The second edge case involves negative numbers or a mix of positive and negative numbers. For example, [-5,-5,-5,-5] produces repeated sums of -10. The solution handles this correctly because sums are stored in a hash set and negative numbers pose no issue for equality checking.
The third edge case is when the array contains very large or very small integers, testing integer overflow.
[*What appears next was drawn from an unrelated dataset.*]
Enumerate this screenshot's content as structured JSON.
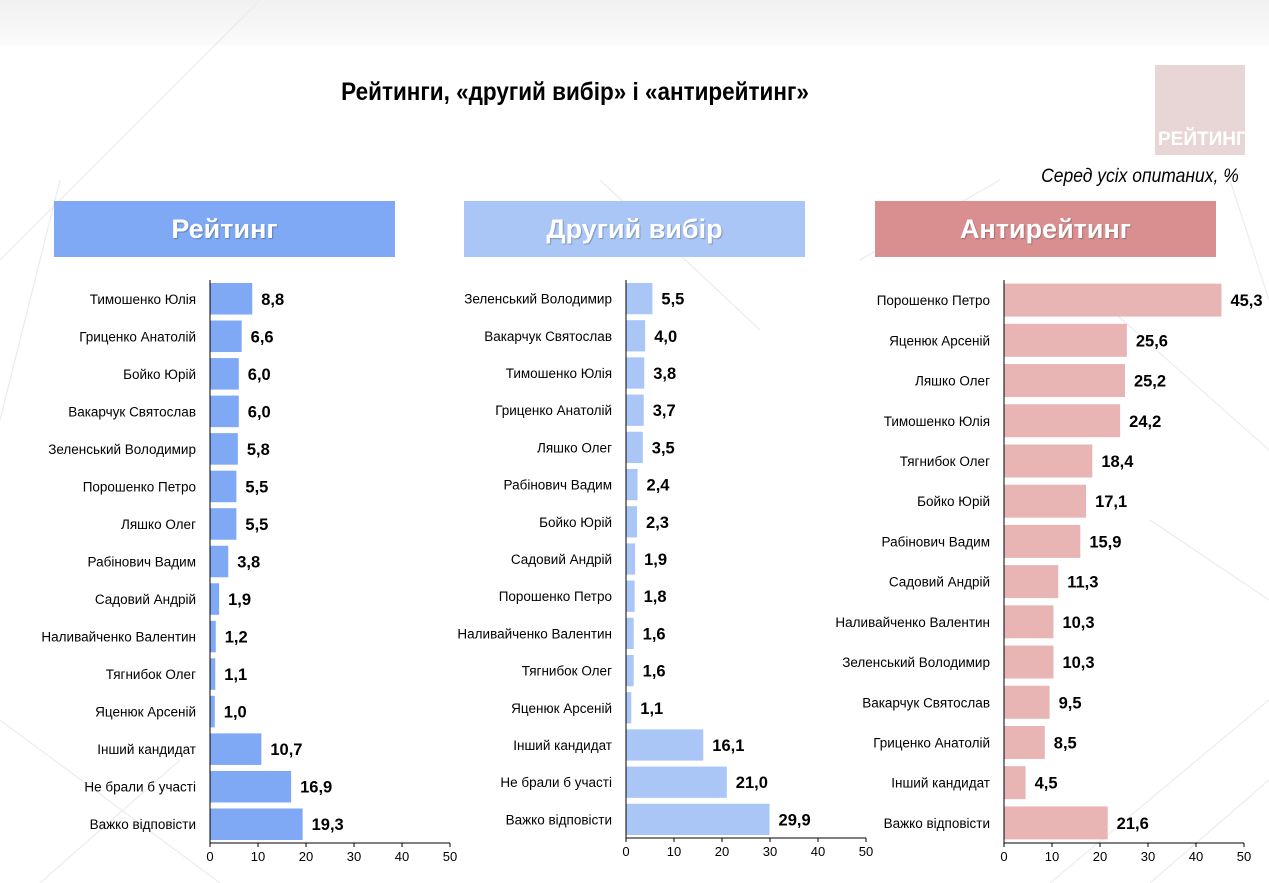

In Python, integers are arbitrary precision, so overflow is not a concern. In Go, integer sums could exceed int bounds if the numbers were larger, but with the problem constraint of -10^9 to 10^9, the sum of two elements fits safely within a 32-bit or 64-bit integer. The implementation accounts for this by using the standard int type in Go.